Все трое отвесили поклон Камадамане и покинули его обитель. Но когда они снова пустились в путь по влажно-зеленому лесу Дандака, Нанда вдруг остановился и стал прощаться с ними.
— Всего доброго! — сказал он. — Я теперь пойду своей дорогой. Хочу сыскать себе пустынь и сделаться отшельником, это ведь уже давно входило в мои намерения. Вдобавок, в нынешнем моем воплощении, я считаю себя, пожалуй, слишком хорошим для мира.
Двое других не стали оспаривать его решения; хоть им и взгрустнулось, но они очень дружелюбно обошлись с тем, кто решил отступиться. Шридаман одобрительно похлопал его по хорошо знакомому плечу и, из старой приязни, с заботливостью, которую один человек не столь уж часто выказывает в отношении другого, посоветовал ему не подвергать свое тело чрезмерным испытаниям и не есть слишком много клубней, так как столь однообразная пища, он это хорошо знает, несомненно, пойдет ему во вред.
— Позволь уж мне жить своим умом, — сердито отвечал Нанда, и когда Сита собралась подарить его несколькими словами утешения, он тоже лишь печально покачал головой, украшенной козьим носом.
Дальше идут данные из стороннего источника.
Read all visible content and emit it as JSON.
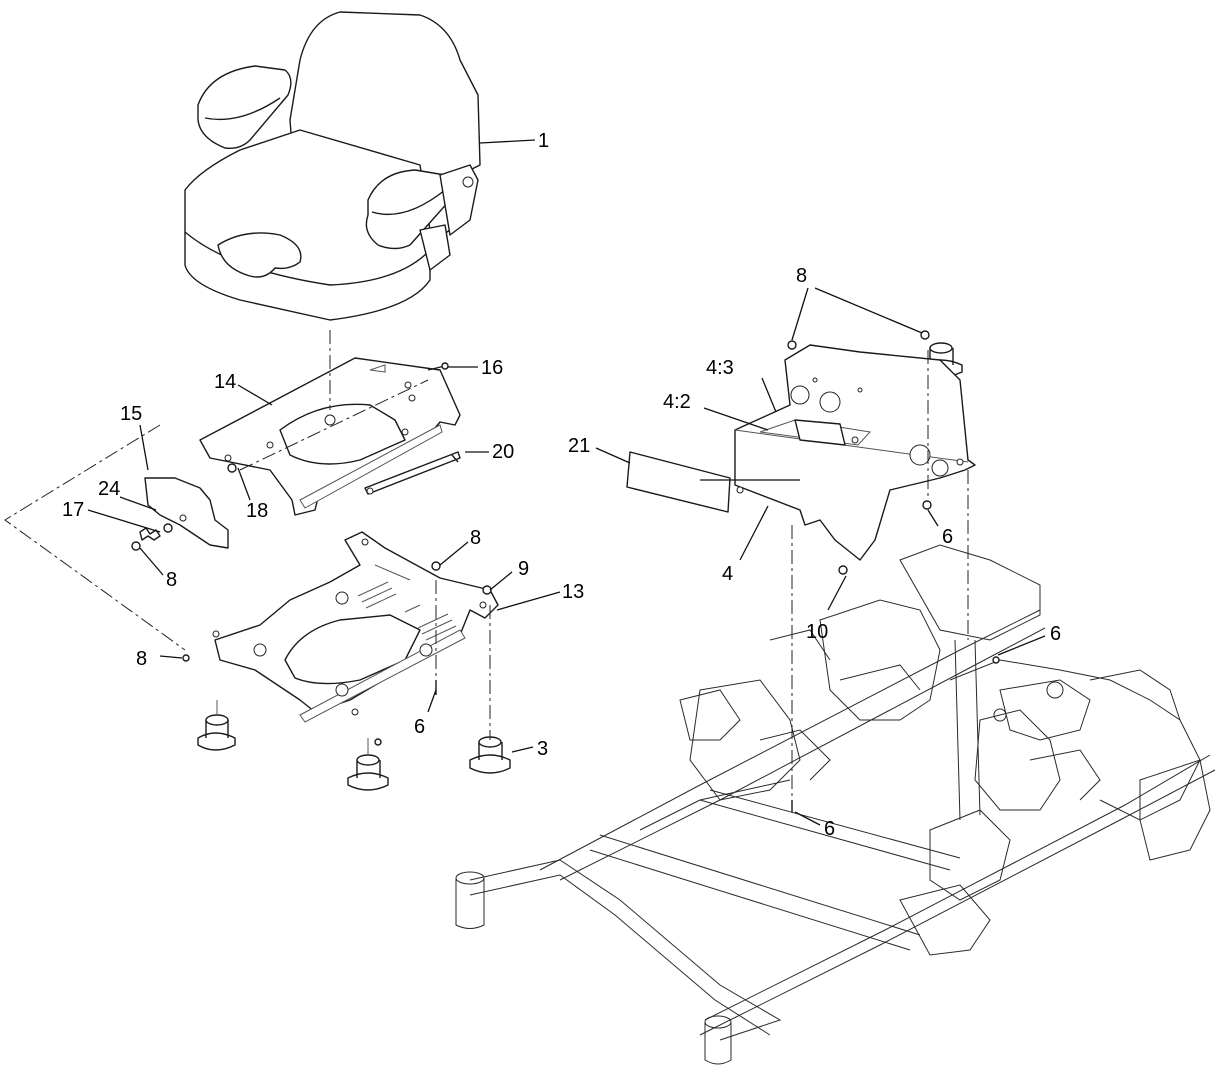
{
  "diagram": {
    "callouts": {
      "c1": "1",
      "c3": "3",
      "c4": "4",
      "c4_2": "4:2",
      "c4_3": "4:3",
      "c6a": "6",
      "c6b": "6",
      "c6c": "6",
      "c6d": "6",
      "c8a": "8",
      "c8b": "8",
      "c8c": "8",
      "c8d": "8",
      "c9": "9",
      "c10": "10",
      "c13": "13",
      "c14": "14",
      "c15": "15",
      "c16": "16",
      "c17": "17",
      "c18": "18",
      "c20": "20",
      "c21": "21",
      "c24": "24"
    }
  }
}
— Не принимай всего этого близко к сердцу, — сказала она, — и подумай, что тебе в конце концов не столь уж многого недостает и что, собственно, это ты будешь делить со мною ложе супружеских утех в освященные законом ночи! Будь покоен, то, что некогда было твоим, я снизу доверху обовью самой сладостной нежностью и за радость сумею отблагодарить рукою и ртом со всей изысканностью, какой только угодно будет Вечной Матери обучить меня.
— Мне от этого проку нет, — упрямо отвечал Нанда. И даже когда она украдкой шепнула ему: «И твоя голова будет время от времени грезиться мне», — он продолжал стоять на своем и лишь упорно и с печалью твердил: — Мне от этого проку не будет!
Так разошлись они в разные стороны, двое и один. Но Сита вдруг снова побежала за этим одним, когда он ушел уже довольно далеко, и обвила его руками.
— Будь счастлив, — сказала она. — Ты был первым мужчиной, который пробудил меня и научил всему, что я знаю в сладострастии, и что бы там ни плел усохший святой насчет женщины и головы, зернышко, зреющее у меня под сердцем, — оно от тебя.